Marie de Hennezel escreve que “a morte é como um espelho que reflecte a vida.(...) A vida é preciosa. É importante não a desperdiçar.”
Já na Antiguidade, um sábio, de avançada idade, concluía ser o homem “ como erva que brota e é cortada pela manhã e que à tarde está murcha e seca”.
Contra a opção de “gozar os bens presentes” e de tomar parte em orgias, escolhe “ ordenar os dias correctamente, para poder entrar pela porta da sabedoria”. Ou seja, fazer com que a vida não se perca em futilidades inúteis. Nem em consumismos dispensáveis.

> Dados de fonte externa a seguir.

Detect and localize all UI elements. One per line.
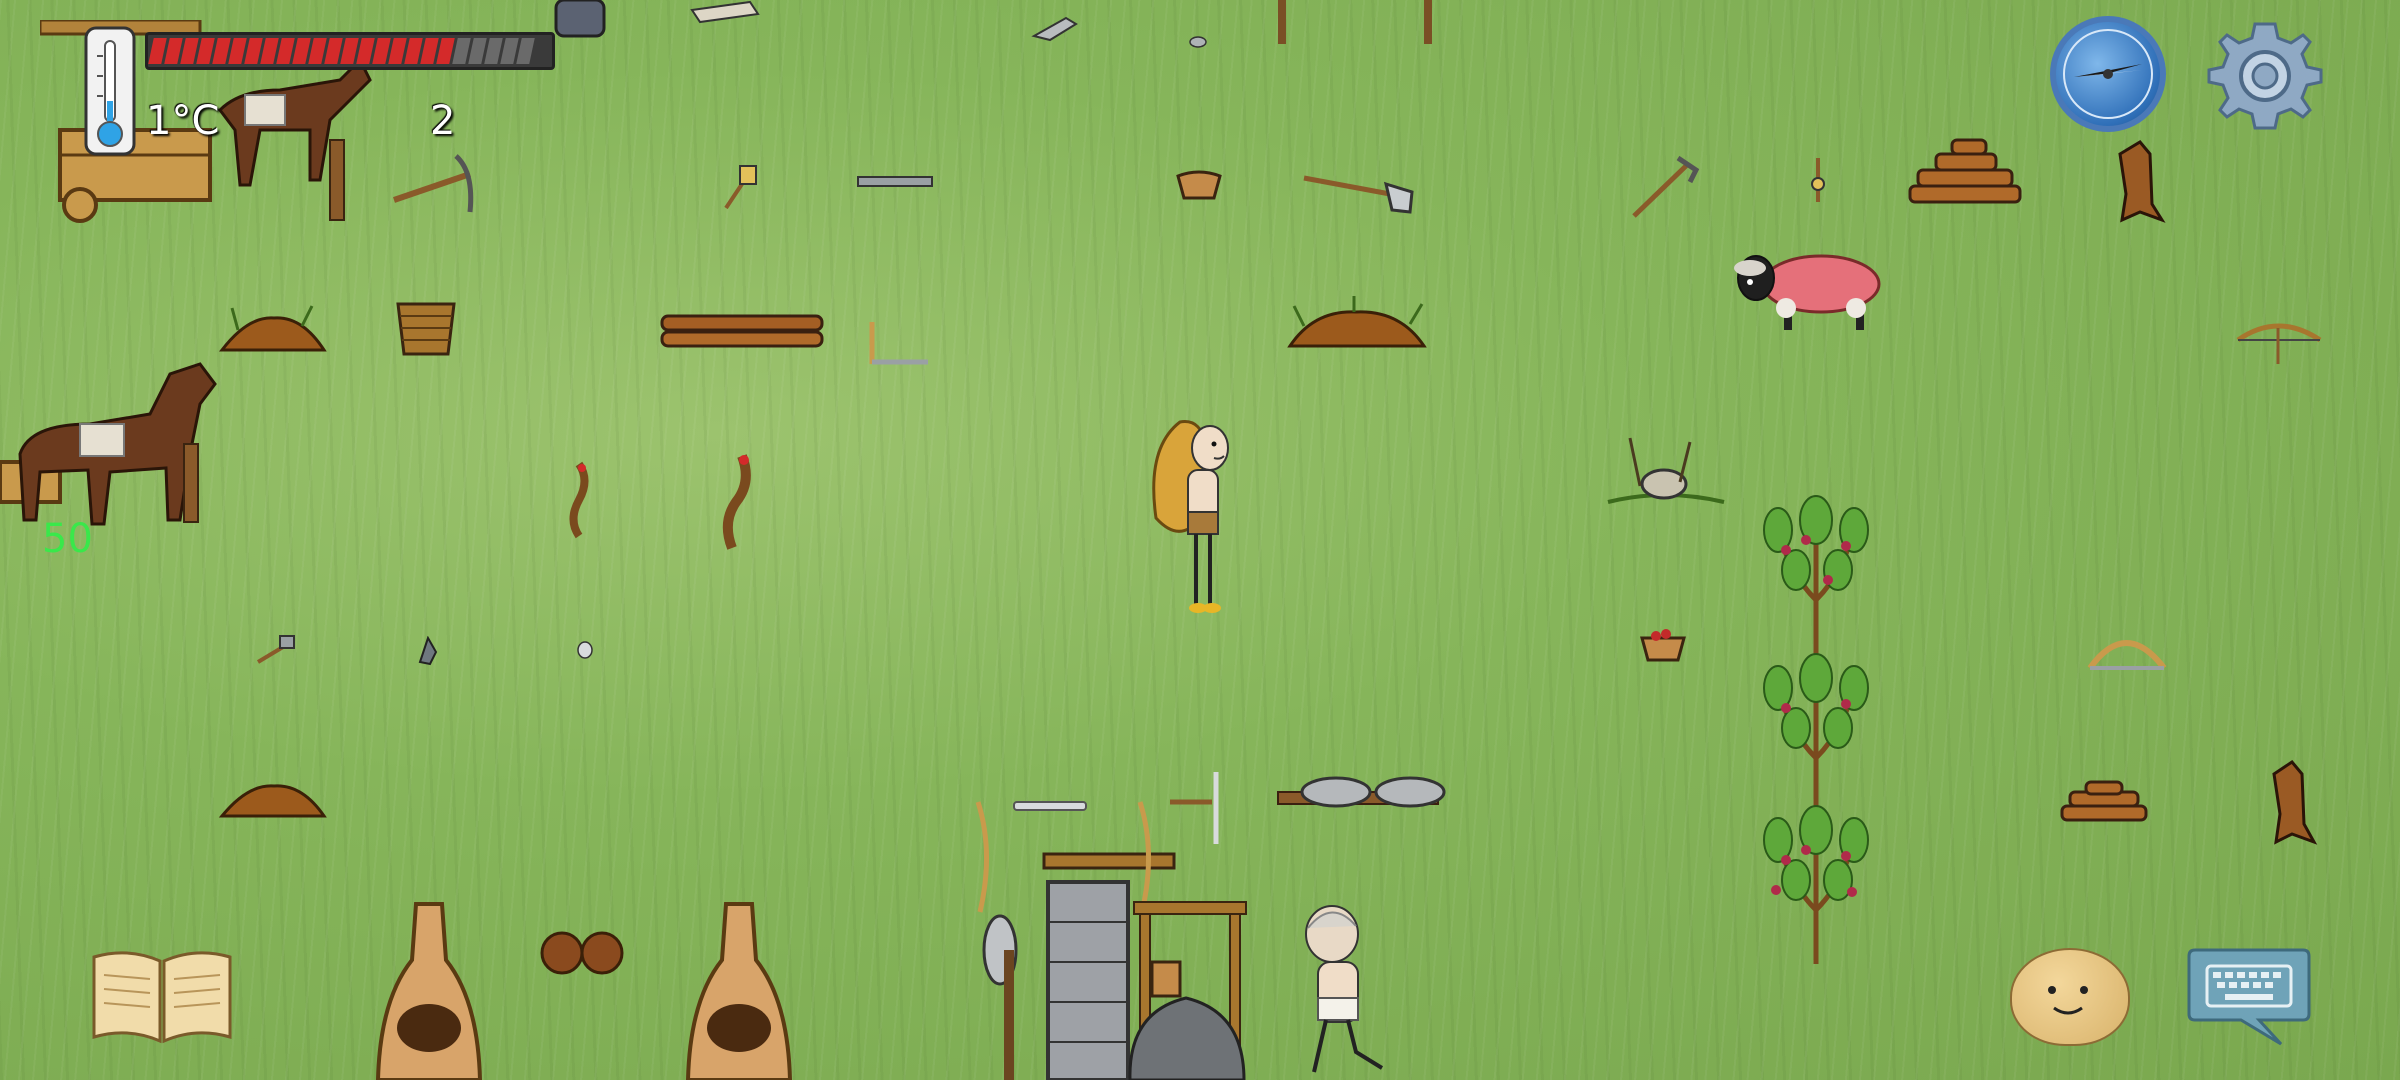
berry-bowl[interactable] <box>1638 624 1688 664</box>
rocky-plant[interactable] <box>1600 432 1730 508</box>
flint-chip[interactable] <box>416 636 440 666</box>
firewood-pile[interactable] <box>1906 132 2026 212</box>
keyboard-chat-icon[interactable] <box>2185 944 2313 1046</box>
elder-character[interactable] <box>1292 902 1412 1078</box>
horse-cart-left[interactable] <box>0 344 230 534</box>
age-readout: 2 <box>430 98 456 144</box>
game-world[interactable]: 1°C 2 50 <box>0 0 2400 1080</box>
shovel-item[interactable] <box>1300 170 1418 216</box>
metal-file[interactable] <box>856 174 936 190</box>
stake-item[interactable] <box>1808 156 1828 206</box>
milkweed-stalk[interactable] <box>566 460 592 540</box>
rock-bowl[interactable] <box>552 0 608 40</box>
round-stone[interactable] <box>576 640 594 660</box>
flint-blade[interactable] <box>1030 14 1080 44</box>
gooseberry-bush-3[interactable] <box>1756 800 1876 970</box>
book-icon[interactable] <box>88 945 236 1045</box>
bow-item[interactable] <box>2234 318 2324 368</box>
sheep[interactable] <box>1726 244 1886 334</box>
player-character[interactable] <box>1140 408 1250 622</box>
tree-stump-2[interactable] <box>2256 754 2320 846</box>
temperature-readout: 1°C <box>146 98 220 144</box>
firewood-small[interactable] <box>2060 780 2148 824</box>
pickaxe-item[interactable] <box>390 152 480 224</box>
milkweed-stalk-2[interactable] <box>716 452 756 552</box>
compass-icon[interactable] <box>2050 16 2166 132</box>
dirt-mound[interactable] <box>218 300 328 356</box>
food-pip <box>516 38 535 64</box>
hoe-item[interactable] <box>1628 154 1700 220</box>
log-pile[interactable] <box>660 312 826 350</box>
dirt-mound-2[interactable] <box>218 774 328 820</box>
food-meter <box>145 32 555 70</box>
burdock-pair[interactable] <box>540 928 626 978</box>
kiln-right[interactable] <box>684 900 794 1080</box>
wooden-posts[interactable] <box>1270 0 1440 48</box>
fertile-soil[interactable] <box>1284 292 1430 352</box>
bone-item[interactable] <box>690 0 760 24</box>
gooseberry-bush-2[interactable] <box>1756 648 1876 818</box>
tree-stump[interactable] <box>2100 134 2170 224</box>
grinding-stones[interactable] <box>1276 772 1448 814</box>
hammer-item[interactable] <box>254 634 298 668</box>
bow-saw[interactable] <box>2086 628 2168 674</box>
small-stone[interactable] <box>1188 36 1208 48</box>
hatchet-item[interactable] <box>720 162 760 212</box>
thermometer-icon <box>84 26 136 156</box>
kiln-left[interactable] <box>374 900 484 1080</box>
gooseberry-bush-1[interactable] <box>1756 490 1876 660</box>
gear-icon[interactable] <box>2205 16 2325 136</box>
clay-bowl[interactable] <box>1176 168 1222 202</box>
woven-basket[interactable] <box>394 296 458 360</box>
emote-face-icon[interactable] <box>2010 948 2130 1046</box>
yum-bonus-counter: 50 <box>42 516 93 562</box>
newcomen-engine[interactable] <box>944 792 1274 1080</box>
square-tool[interactable] <box>862 318 932 370</box>
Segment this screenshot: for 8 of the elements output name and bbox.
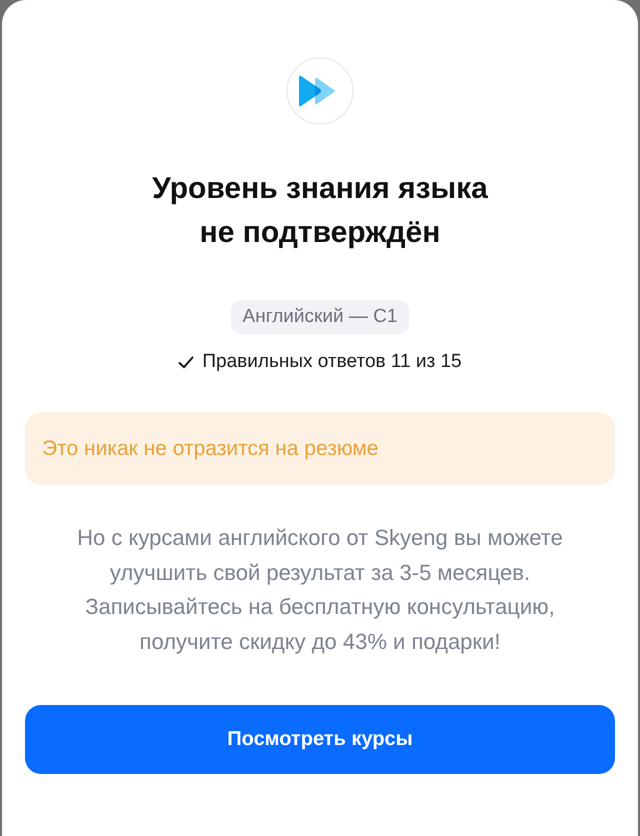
resume-notice: Это никак не отразится на резюме — [25, 412, 615, 485]
check-icon — [178, 356, 194, 368]
course-offer-text: Но с курсами английского от Skyeng вы можете улучшить свой результат за 3-5 месяцев. Записывайтесь на бесплатную консультацию, получите скидку до 43% и подарки! — [76, 524, 564, 656]
view-courses-button[interactable]: Посмотреть курсы — [25, 705, 615, 774]
language-level-tag: Английский — C1 — [230, 300, 410, 334]
play-forward-logo-icon — [286, 57, 354, 125]
result-title: Уровень знания языка не подтверждён — [151, 171, 489, 251]
correct-answers-text: Правильных ответов 11 из 15 — [202, 350, 462, 374]
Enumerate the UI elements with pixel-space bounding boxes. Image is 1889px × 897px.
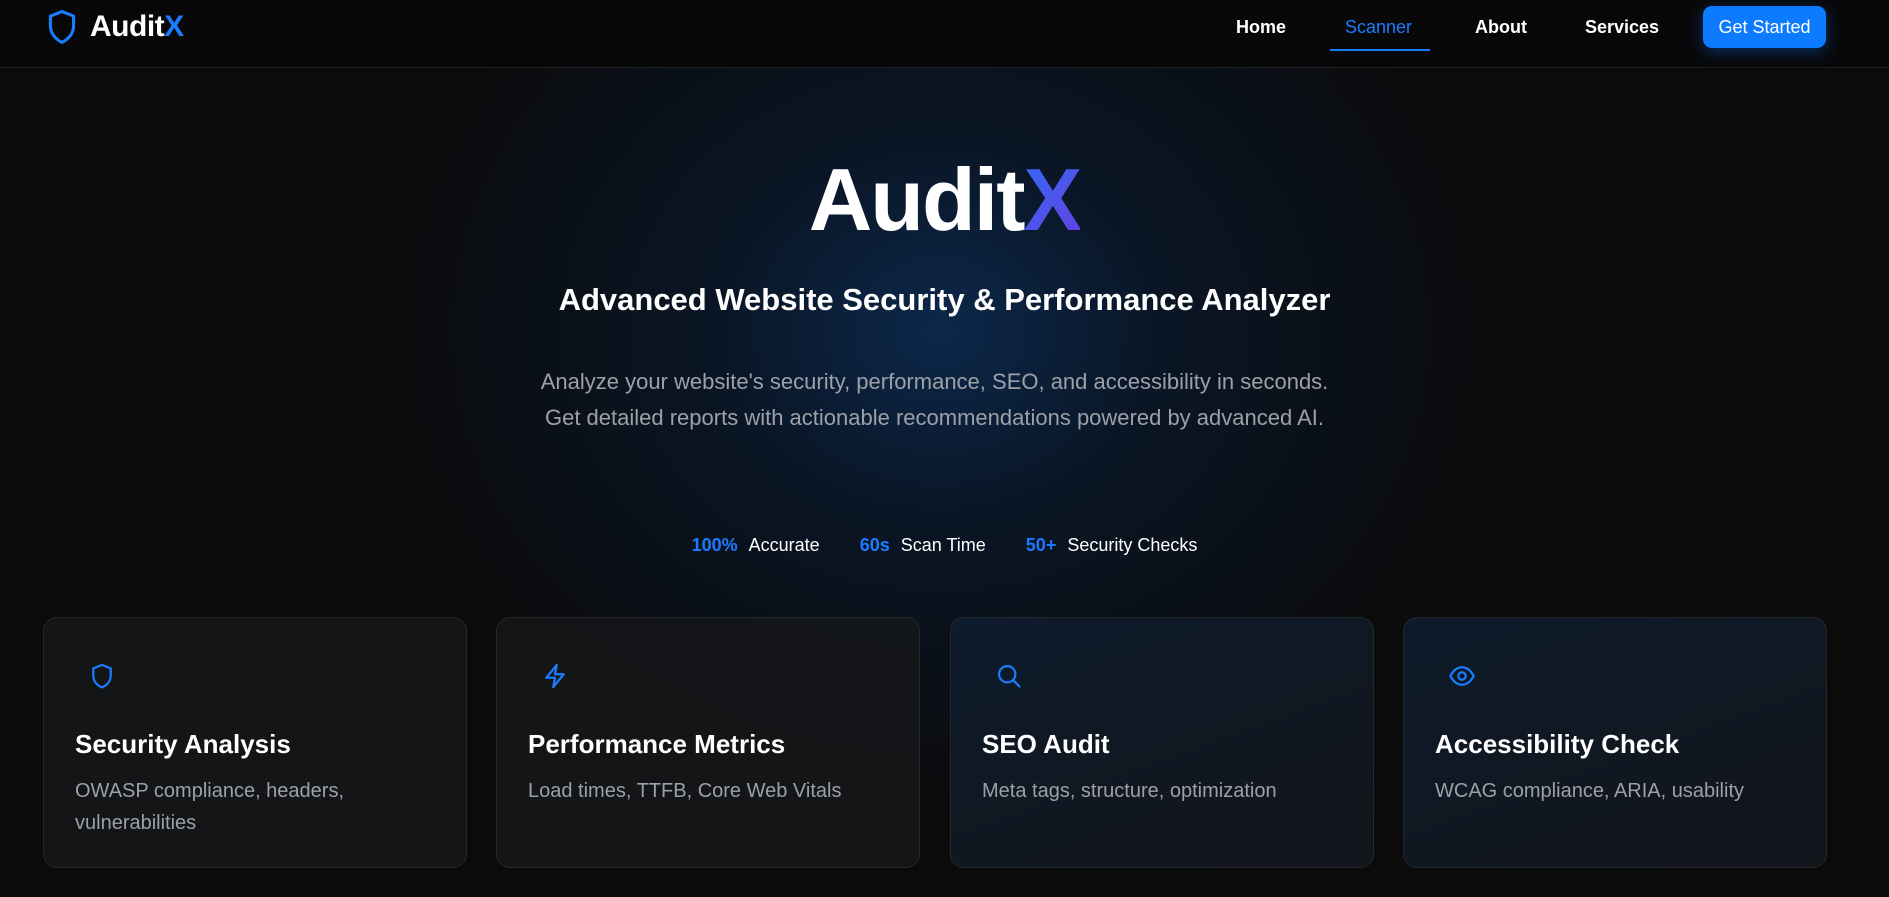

Nem em hedonismos que pervertem o coração humano. E alcance o seu maior valor guiada por um ideal nobre.
A visita ao cemitério nem que seja, apenas, para deixar um crisântemo, leva-nos a pensar que estamos de passagem. E que a esperança se ergue como um farol a iluminar os caminhos do mundo. Esperança que se apoia, para os cristãos, na Fé.
Tertuliano escreveu-o no princípio da nossa era : “ A esperança cristã é a resssurreição dos mortos. Tudo aquilo que somos, somo-lo na medida em que acreditamos na ressurreição”.
O dia dos defuntos é o dia da vida.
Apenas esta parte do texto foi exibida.